Memperingati IKD

Disclaimer: Kuroko no Basket adalah hasil karya Fujimaki Tadatoshi. Tidak ada keuntungan materi yang saya terima. Fanfiksi ini hanya untuk kesenangan semata

Warning: BL, AT, OOC, typo(s)

Summary: AT/Gara-gara Kuroko telat latihan, pelatih tim basket Seirin tercinta pun memberikan hukuman untuk membereskan gimnasium setelah latihan neraka selesai./Kenapa Kuroko Tetsuya, pemuda mungil yang berdiri di hadapannya, kini malah terlihat tengah tersenyum malu-malu?/"Kagami-kun, coba menunduk."/BL!KagaKuro

X.x.X

"Latihan hari ini cukup! Terima kasih semuanya! Kalian boleh pulang sekarang!" teriakan seorang Riko Aida bergema ke seluruh penjuru gimnasium. Dia menatap anak muridnya satu-satu sebelum akhirnya kedua netranya terpaku pada sesosok pemuda yang hobi muncul dan menghilang secara tiba-tiba. Kaki-kakinya dilangkahkan pelan mendekat. "Kuroko-kun," panggilnya.

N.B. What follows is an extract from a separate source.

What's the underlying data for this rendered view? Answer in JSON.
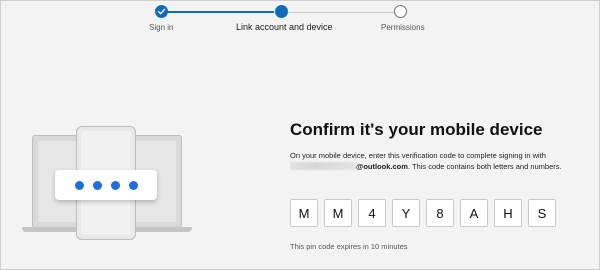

"Iya, Pelatih?" Kuroko menghentikan acara minumnya sebentar. Dia menatap pelatih tim basketnya sebelum akhirnya sadar bahwa ada hawa-hawa tak mengenakkan di balik punggung gadis itu.

"Berhubung tadi kau telat, kau kebagian membereskan gimnasium ya," senyum Riko memang maut—secara harfiah.

"Ah, baiklah." Pemuda bersurai biru cerah itu melanjutkan acara minumnya. Selesai menghabiskan satu botol air mineral, dia memilih berdiam diri di pinggir court; menunggu gimnasium sepi sebelum akhirnya mulai membereskan bekas olahraga timnya sore ini.

Satu per satu anggota tim Seirin menghilang di balik pintu gim sampai akhirnya menyisakan dirinya berdua dengan sang kekasih yang rela menemaninya membereskan ulah tim basket hari ini.

"Kenapa tidak pulang duluan, Kagami-kun?" tanya Kuroko sembari mendorong keranjang basket. Dia mulai mengambil bola basket—yang sialnya hanya bisa tiga yang dia bawa di tangan kecilnya—lalu berjalan balik menuju keranjang yang diletakkan di pinggir lapangan.

"Menemanimu. Memangnya kenapa? Tidak boleh?" Kagami membantu mengambil bola basket yang berada di dekat dirinya—ya lumayan lah, bantu-bantu sedikit.

"Tidak. Aku senang bisa berduaan dengan Kagami-kun."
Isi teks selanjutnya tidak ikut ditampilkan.